ALBUQUERQUE, N.M. (AP) – Oilman Colin McMillan, who was awaiting Senate confirmation as Navy secretary, died at his ranch from an apparent gunshot wound, and investigators said Friday it might have been self-inflicted.

“All indications are it could be suicide, but we’re not going to reach that conclusion until the investigation is over,” District Attorney Scot Key of Alamogordo said.

McMillan “had a recurrence of cancer,” but “everybody thought he was recovered, recuperating quite well,” Sen. Pete Domenici, R-N.M., said Friday on the Senate floor.

McMillan, 67, died around lunch time Thursday, and his body was found by two employees on his 55,000-acre Three Rivers ranch in southern New Mexico, said Roswell Mayor Bill Owen, a family spokesman and longtime McMillan employee.

The state medical investigator’s office was conducting an autopsy Friday to determine a cause of death, said Tim Stepetic, the office’s associate director.

Domenici called McMillan “someone who succeeded at everything he tried and everything he did, and yet he was about as humble as anyone you will ever meet.”

McMillian had run Permian Exploration Corp. in Roswell, chaired President Bush’s New Mexico presidential campaign in 2000 and served as an assistant defense secretary under Bush’s father. The son nominated McMillan in May for the Navy post, which had been vacant since Gordon England left in January to become deputy secretary of the new Homeland Security Department.

President Bush said he and his wife were “saddened by the death of our good friend.”

“Colin was a public servant and patriot,” Bush said.

McMillan was a member of the New Mexico House of Representatives from 1971 to 1982 and ran for U.S. Senate in 1994, losing to incumbent Democratic Sen. Jeff Bingaman in a bitter and costly campaign.

“His death is a loss to us in New Mexico. It is a loss to the country,” Bingaman said on the Senate floor. “He was well-respected for his straight dealing and his integrity.”

McMillan served in the Marine Corps from 1957 to 1972 and was assistant defense secretary in the early 1990s, when Vice President Dick Cheney was defense secretary. He was also state chairman for Bob Dole’s presidential campaign in 1996.

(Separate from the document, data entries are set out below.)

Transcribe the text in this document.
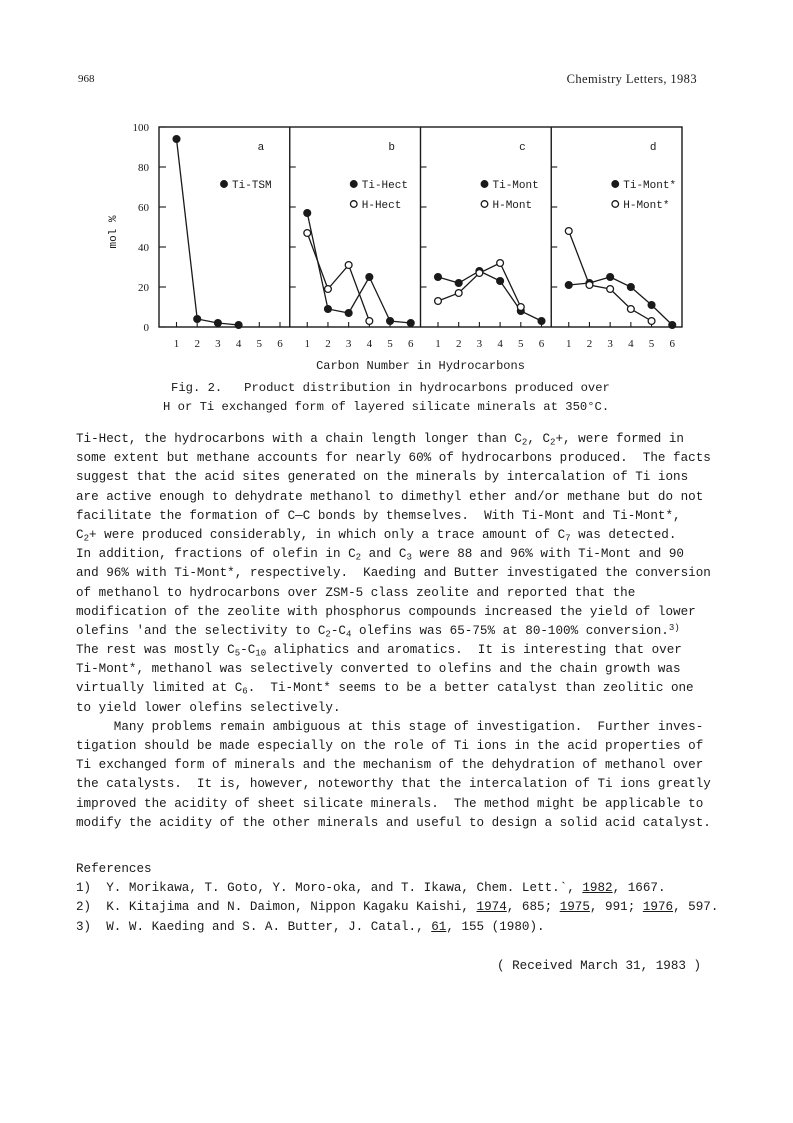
968	Chemistry Letters, 1983
0
20
40
60
80
100
mol %
1 2 3 4 5 6
a
Ti-TSM
1 2 3 4 5 6
b
Ti-Hect
H-Hect
1 2 3 4 5 6
c
Ti-Mont
H-Mont
1 2 3 4 5 6
d
Ti-Mont*
H-Mont*
Carbon Number in Hydrocarbons
Fig. 2.   Product distribution in hydrocarbons produced over
H or Ti exchanged form of layered silicate minerals at 350°C.
Ti-Hect, the hydrocarbons with a chain length longer than $C_2$, $C_2+$, were formed in
some extent but methane accounts for nearly 60% of hydrocarbons produced.  The facts
suggest that the acid sites generated on the minerals by intercalation of Ti ions
are active enough to dehydrate methanol to dimethyl ether and/or methane but do not
facilitate the formation of C—C bonds by themselves.  With Ti-Mont and Ti-Mont*,
$C_2+$ were produced considerably, in which only a trace amount of $C_7$ was detected.
In addition, fractions of olefin in $C_2$ and $C_3$ were 88 and 96% with Ti-Mont and 90
and 96% with Ti-Mont*, respectively.  Kaeding and Butter investigated the conversion
of methanol to hydrocarbons over ZSM-5 class zeolite and reported that the
modification of the zeolite with phosphorus compounds increased the yield of lower
olefins 'and the selectivity to $C_2-C_4$ olefins was 65-75% at 80-100% conversion.$^{3)}$
The rest was mostly $C_5-C_{10}$ aliphatics and aromatics.  It is interesting that over
Ti-Mont*, methanol was selectively converted to olefins and the chain growth was
virtually limited at $C_6$.  Ti-Mont* seems to be a better catalyst than zeolitic one
to yield lower olefins selectively.
Many problems remain ambiguous at this stage of investigation.  Further inves-
tigation should be made especially on the role of Ti ions in the acid properties of
Ti exchanged form of minerals and the mechanism of the dehydration of methanol over
the catalysts.  It is, however, noteworthy that the intercalation of Ti ions greatly
improved the acidity of sheet silicate minerals.  The method might be applicable to
modify the acidity of the other minerals and useful to design a solid acid catalyst.
References
1)  Y. Morikawa, T. Goto, Y. Moro-oka, and T. Ikawa, Chem. Lett.`, 1982, 1667.
2)  K. Kitajima and N. Daimon, Nippon Kagaku Kaishi, 1974, 685; 1975, 991; 1976, 597.
3)  W. W. Kaeding and S. A. Butter, J. Catal., 61, 155 (1980).
( Received March 31, 1983 )
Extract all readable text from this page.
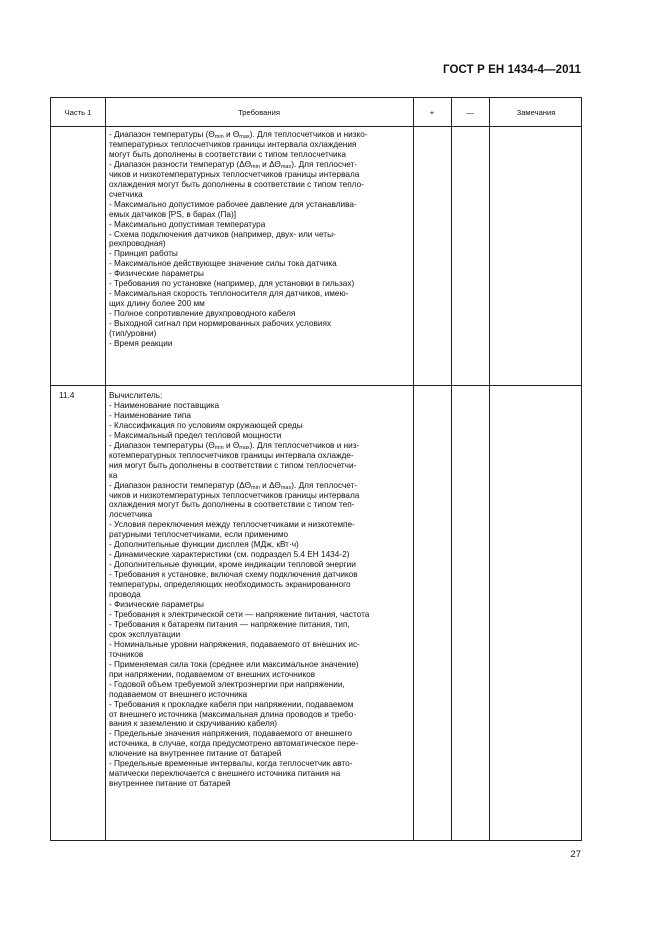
ГОСТ Р ЕН 1434-4—2011
Часть 1	Требования	+	—	Замечания
- Диапазон температуры ($\Theta_{min}$ и $\Theta_{max}$). Для теплосчетчиков и низко-
температурных теплосчетчиков границы интервала охлаждения
могут быть дополнены в соответствии с типом теплосчетчика
- Диапазон разности температур ($\Delta\Theta_{min}$ и $\Delta\Theta_{max}$). Для теплосчет-
чиков и низкотемпературных теплосчетчиков границы интервала
охлаждения могут быть дополнены в соответствии с типом тепло-
счетчика
- Максимально допустимое рабочее давление для устанавлива-
емых датчиков [PS, в барах (Па)]
- Максимально допустимая температура
- Схема подключения датчиков (например, двух- или четы-
рехпроводная)
- Принцип работы
- Максимальное действующее значение силы тока датчика
- Физические параметры
- Требования по установке (например, для установки в гильзах)
- Максимальная скорость теплоносителя для датчиков, имею-
щих длину более 200 мм
- Полное сопротивление двухпроводного кабеля
- Выходной сигнал при нормированных рабочих условиях
(тип/уровни)
- Время реакции
11.4	Вычислитель:
- Наименование поставщика
- Наименование типа
- Классификация по условиям окружающей среды
- Максимальный предел тепловой мощности
- Диапазон температуры ($\Theta_{min}$ и $\Theta_{max}$). Для теплосчетчиков и низ-
котемпературных теплосчетчиков границы интервала охлажде-
ния могут быть дополнены в соответствии с типом теплосчетчи-
ка
- Диапазон разности температур ($\Delta\Theta_{min}$ и $\Delta\Theta_{max}$). Для теплосчет-
чиков и низкотемпературных теплосчетчиков границы интервала
охлаждения могут быть дополнены в соответствии с типом теп-
лосчетчика
- Условия переключения между теплосчетчиками и низкотемпе-
ратурными теплосчетчиками, если применимо
- Дополнительные функции дисплея (МДж, кВт·ч)
- Динамические характеристики (см. подраздел 5.4 ЕН 1434-2)
- Дополнительные функции, кроме индикации тепловой энергии
- Требования к установке, включая схему подключения датчиков
температуры, определяющих необходимость экранированного
провода
- Физические параметры
- Требования к электрической сети — напряжение питания, частота
- Требования к батареям питания — напряжение питания, тип,
срок эксплуатации
- Номинальные уровни напряжения, подаваемого от внешних ис-
точников
- Применяемая сила тока (среднее или максимальное значение)
при напряжении, подаваемом от внешних источников
- Годовой объем требуемой электроэнергии при напряжении,
подаваемом от внешнего источника
- Требования к прокладке кабеля при напряжении, подаваемом
от внешнего источника (максимальная длина проводов и требо-
вания к заземлению и скручиванию кабеля)
- Предельные значения напряжения, подаваемого от внешнего
источника, в случае, когда предусмотрено автоматическое пере-
ключение на внутреннее питание от батарей
- Предельные временные интервалы, когда теплосчетчик авто-
матически переключается с внешнего источника питания на
внутреннее питание от батарей
27
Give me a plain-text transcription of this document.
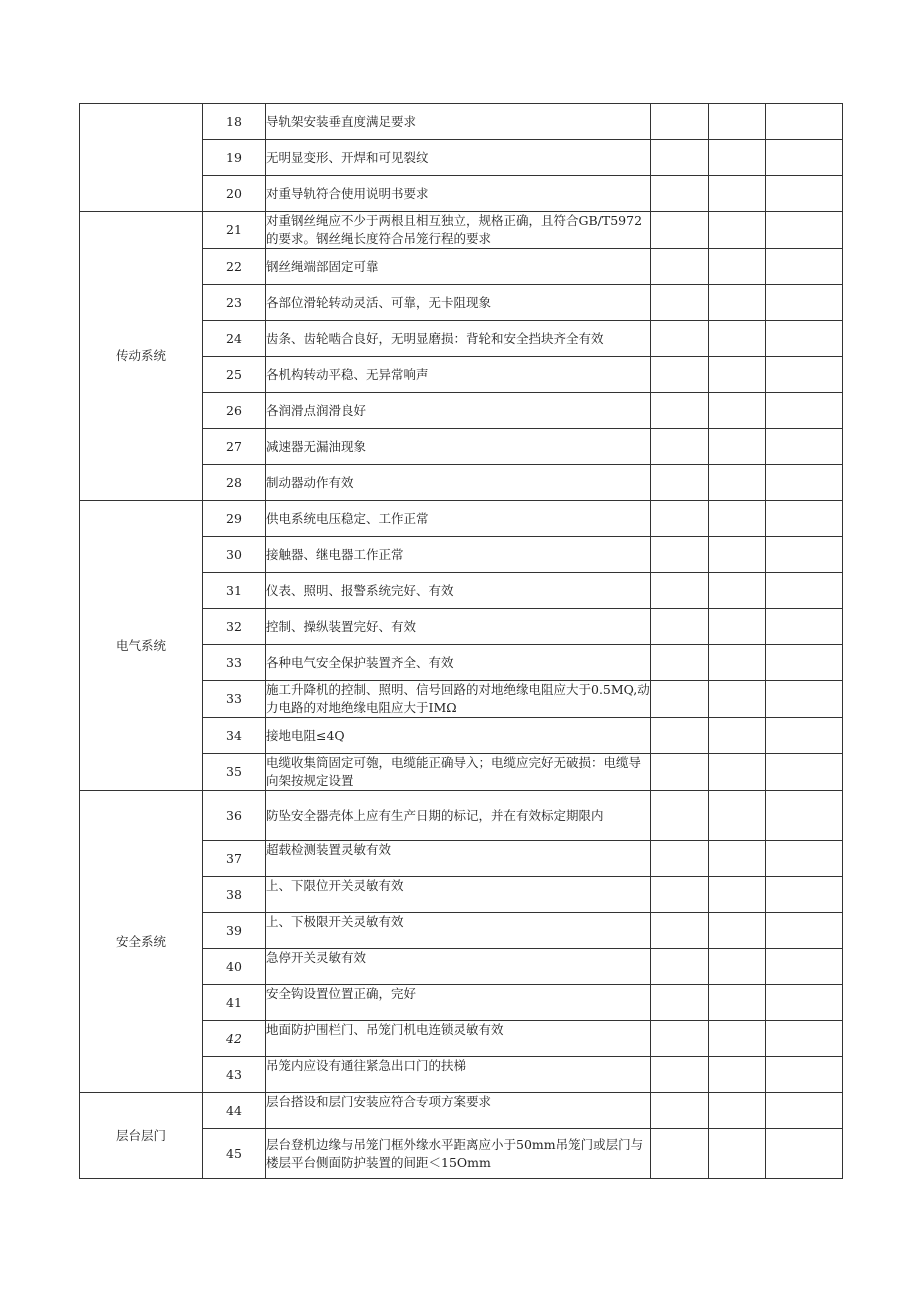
	18	导轨架安装垂直度满足要求			
	19	无明显变形、开焊和可见裂纹			
	20	对重导轨符合使用说明书要求			
传动系统	21	对重钢丝绳应不少于两根且相互独立，规格正确，且符合GB/T5972的要求。钢丝绳长度符合吊笼行程的要求			
	22	钢丝绳端部固定可靠			
	23	各部位滑轮转动灵活、可靠，无卡阻现象			
	24	齿条、齿轮啮合良好，无明显磨损：背轮和安全挡块齐全有效			
	25	各机构转动平稳、无异常响声			
	26	各润滑点润滑良好			
	27	减速器无漏油现象			
	28	制动器动作有效			
电气系统	29	供电系统电压稳定、工作正常			
	30	接触器、继电器工作正常			
	31	仪表、照明、报警系统完好、有效			
	32	控制、操纵装置完好、有效			
	33	各种电气安全保护装置齐全、有效			
	33	施工升降机的控制、照明、信号回路的对地绝缘电阻应大于0.5MQ,动力电路的对地绝缘电阻应大于IMΩ			
	34	接地电阻≤4Q			
	35	电缆收集筒固定可匏，电缆能正确导入；电缆应完好无破损：电缆导向架按规定设置			
安全系统	36	防坠安全器壳体上应有生产日期的标记，并在有效标定期限内			
	37	超载检测装置灵敏有效			
	38	上、下限位开关灵敏有效			
	39	上、下极限开关灵敏有效			
	40	急停开关灵敏有效			
	41	安全钩设置位置正确，完好			
	42	地面防护围栏门、吊笼门机电连锁灵敏有效			
	43	吊笼内应设有通往紧急出口门的扶梯			
层台层门	44	层台搭设和层门安装应符合专项方案要求			
	45	层台登机边缘与吊笼门框外缘水平距离应小于50mm吊笼门或层门与楼层平台侧面防护装置的间距＜15Omm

Owen said he worked for McMillan for about 22 years in the oil and gas industry, at McMillan Production Co. He praised his honesty, ethics and business skill.

“He was involved in numerous types of business, was successful in all those business ventures and did so in a very up-front and honest and straightforward fashion,” Owen said.

McMillan is survived by his wife, Kay, and their four children.